From vulnerable code to vulnerable service
Traditional network security practices have focused on the research of application software code, finding code flaws that could lead to a security breach, which could be exploited by hackers.. These flaws are referred to as a vulnerability. Software, anti-virus and Intrusion Prevention Systems signature updates, and patches are all about protecting vulnerable code.

To bypass existing security technologies focusing on patching vulnerable codes, hackers are switching from vulnerability-based attacks to “non vulnerability-based attacks”. These new attacks do not exploit any code flaws and therefore patching cannot block them. These attacks are executed on Internet-connected services and on users, unnoticed by existing protection technologies and can result in information theft, fraudulent activities and service disruption.

What are non-vulnerability threats
Non-vulnerability-based threats aim to exploit weaknesses in server applications that cannot be defined as vulnerabilities, but rather as attempts to misappropriate software without vulnerability. These attacks can be typified by a sequence of legitimate events, generally not associated with unusually large traffic volume. They are used to break authentication mechanisms; scan applications for hidden confidential files; flood the service with legitimate application requests to create denial of service - misusing server resources without exploiting software vulnerability.

Examples of non-vulnerability threats
Brute force attacks –used to defeat an authentication scheme by running a sequence of login attempts until success. Each attempt is a legitimate application transaction; however the actual threat is in the systematic use of logins until successfully guessing a username and password.

Web application vulnerability scanning – scanning a web server for known vulnerabilities or detecting pages, left for maintenance. Hackers use this information to launch targeted attacks or break in maintenance back doors.
Service flooding – hackers are moving from simple DoS/DDoS packet-based flood attacks to more sophisticated non-vulnerability application flood attacks including HTTP, SIP Invite floods, etc. This type of attack is based on a completely legitimate session-based set of requests that are generated towards the victim server, exhausting CPU resources.

The above are only a few examples of typical threats reliant on service misuse. Hackers use services through "legitimate" sessions, easily integrating attack traffic with real user traffic, undetectable by standard security tools. The challenge is clear: differentiating between legitimate and attack traffic?

Fighting back: automatic real-time signatures
Detecting non-vulnerability threats requires the understanding of network applications. Behavioral analysis of network, server and client-based traffic allows the creation of baselines for normal application traffic patterns. An expert network security system can then identify the non-vulnerability threat, an abnormal application traffic pattern, and automatically generate a real-time signature to block the attack.

A few examples
Brute force attack: can be detected through the understanding of normal server login reply frequency; an increase of login error replies and a range of error frequencies indicating that a user is running a cracking tool.

An HTTP page flood: usually generated by users unwillingly recruited into a bot ring; can be detected through an abnormal sequence of legitimate HTTP requests from certain users without dependencies on traffic rate.

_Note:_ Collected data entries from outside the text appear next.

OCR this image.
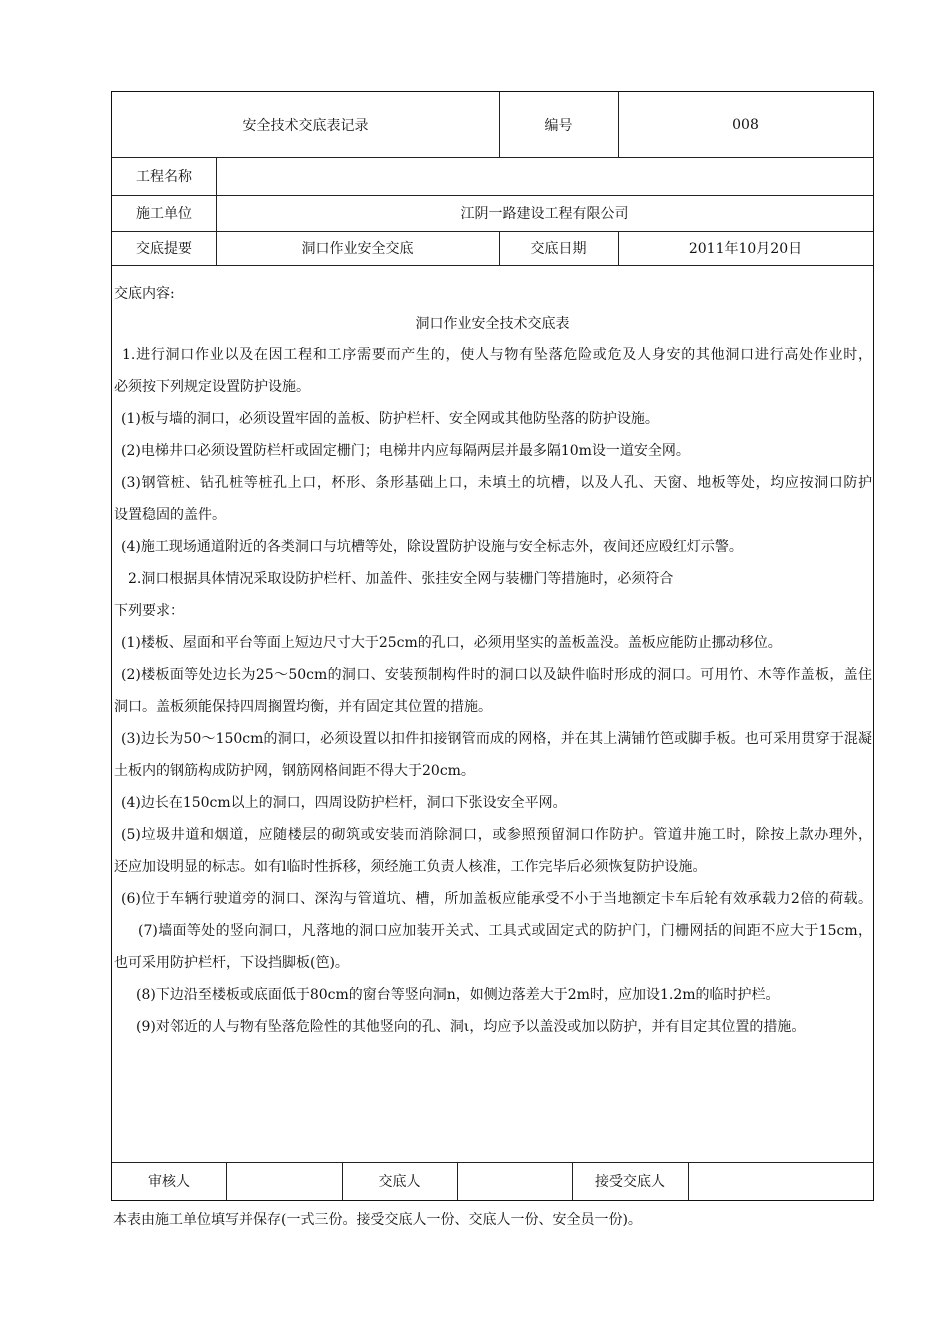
安全技术交底表记录	编号	008
工程名称
施工单位	江阴一路建设工程有限公司
交底提要	洞口作业安全交底	交底日期	2011年10月20日
交底内容:
洞口作业安全技术交底表
1.进行洞口作业以及在因工程和工序需要而产生的，使人与物有坠落危险或危及人身安的其他洞口进行高处作业时，
必须按下列规定设置防护设施。
(1)板与墙的洞口，必须设置牢固的盖板、防护栏杆、安全网或其他防坠落的防护设施。
(2)电梯井口必须设置防栏杆或固定栅门；电梯井内应每隔两层并最多隔10m设一道安全网。
(3)钢管桩、钻孔桩等桩孔上口，杯形、条形基础上口，未填土的坑槽，以及人孔、天窗、地板等处，均应按洞口防护
设置稳固的盖件。
(4)施工现场通道附近的各类洞口与坑槽等处，除设置防护设施与安全标志外，夜间还应殴红灯示警。
2.洞口根据具体情况采取设防护栏杆、加盖件、张挂安全网与装栅门等措施时，必须符合
下列要求：
(1)楼板、屋面和平台等面上短边尺寸大于25cm的孔口，必须用坚实的盖板盖没。盖板应能防止挪动移位。
(2)楼板面等处边长为25～50cm的洞口、安装预制构件时的洞口以及缺件临时形成的洞口。可用竹、木等作盖板，盖住
洞口。盖板须能保持四周搁置均衡，并有固定其位置的措施。
(3)边长为50～150cm的洞口，必须设置以扣件扣接钢管而成的网格，并在其上满铺竹笆或脚手板。也可采用贯穿于混凝
土板内的钢筋构成防护网，钢筋网格间距不得大于20cm。
(4)边长在150cm以上的洞口，四周设防护栏杆，洞口下张设安全平网。
(5)垃圾井道和烟道，应随楼层的砌筑或安装而消除洞口，或参照预留洞口作防护。管道井施工时，除按上款办理外，
还应加设明显的标志。如有l临时性拆移，须经施工负责人核准，工作完毕后必须恢复防护设施。
(6)位于车辆行驶道旁的洞口、深沟与管道坑、槽，所加盖板应能承受不小于当地额定卡车后轮有效承载力2倍的荷载。
(7)墙面等处的竖向洞口，凡落地的洞口应加装开关式、工具式或固定式的防护门，门栅网括的间距不应大于15cm，
也可采用防护栏杆，下设挡脚板(笆)。
(8)下边沿至楼板或底面低于80cm的窗台等竖向洞n，如侧边落差大于2m时，应加设1.2m的临时护栏。
(9)对邻近的人与物有坠落危险性的其他竖向的孔、洞ι，均应予以盖没或加以防护，并有目定其位置的措施。
审核人	交底人	接受交底人
本表由施工单位填写并保存(一式三份。接受交底人一份、交底人一份、安全员一份)。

For these cases a vulnerability-based signature does not exist. However, there is a “behavioral pattern” that can be used to characterize an attack and can therefore, either completely block it or (sometimes) mitigate it to avoid service resource misuse. This is valid only for the duration of the attack, and can be represented by a real-time signature generated on the fly, to block and report the attack.

Conclusion
Non-vulnerability threats go beyond standard security tools, offering a framework for vulnerable software code protection.

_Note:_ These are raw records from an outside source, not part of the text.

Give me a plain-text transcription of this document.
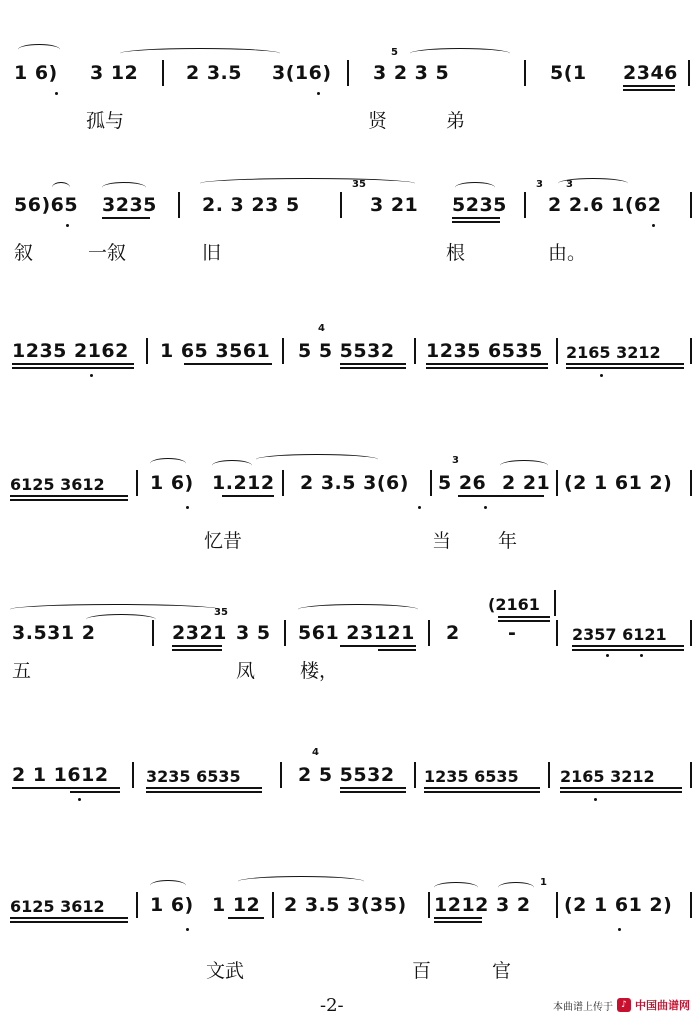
1 6) 3 12	2 3.5 3(16)
5
3 2 3 5	5(1 2346
孤与	贤	弟
56)65 3235 2. 3 23 5
35
3 21 5235
3 3
2 2.6 1(62
叙	一叙	旧	根	由。
1235 2162 1 65 3561
4
5 5 5532 1235 6535 2165 3212
6125 3612 1 6) 1.212 2 3.5 3(6)
3
5 26 2 21 (2 1 61 2)
忆昔	当 年
3.531 2	2321
35
3 5 561 23121 2	-
(2161
2357 6121
五	凤 楼，
2 1 1612 3235 6535
4
2 5 5532 1235 6535	2165 3212
6125 3612 1 6) 1 12 2 3.5 3(35) 1212 3 2
1
(2 1 61 2)
文武	百	官
-2-	本曲谱上传于 ♪ 中国曲谱网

An effective IPS system must be able to detect and automatically repel a wide variety of attacks in real-time, without negatively impacting legitimate users. Because legitimate network traffic patterns change constantly, an effective IPS needs to quickly adapt to its surrounding, without human intervention.

Behavioral-driven real-time signature technology is key to accurately detecting and mitigating non-vulnerability threats by learning normal user traffic patterns and alerting and preventing abnormal patterns.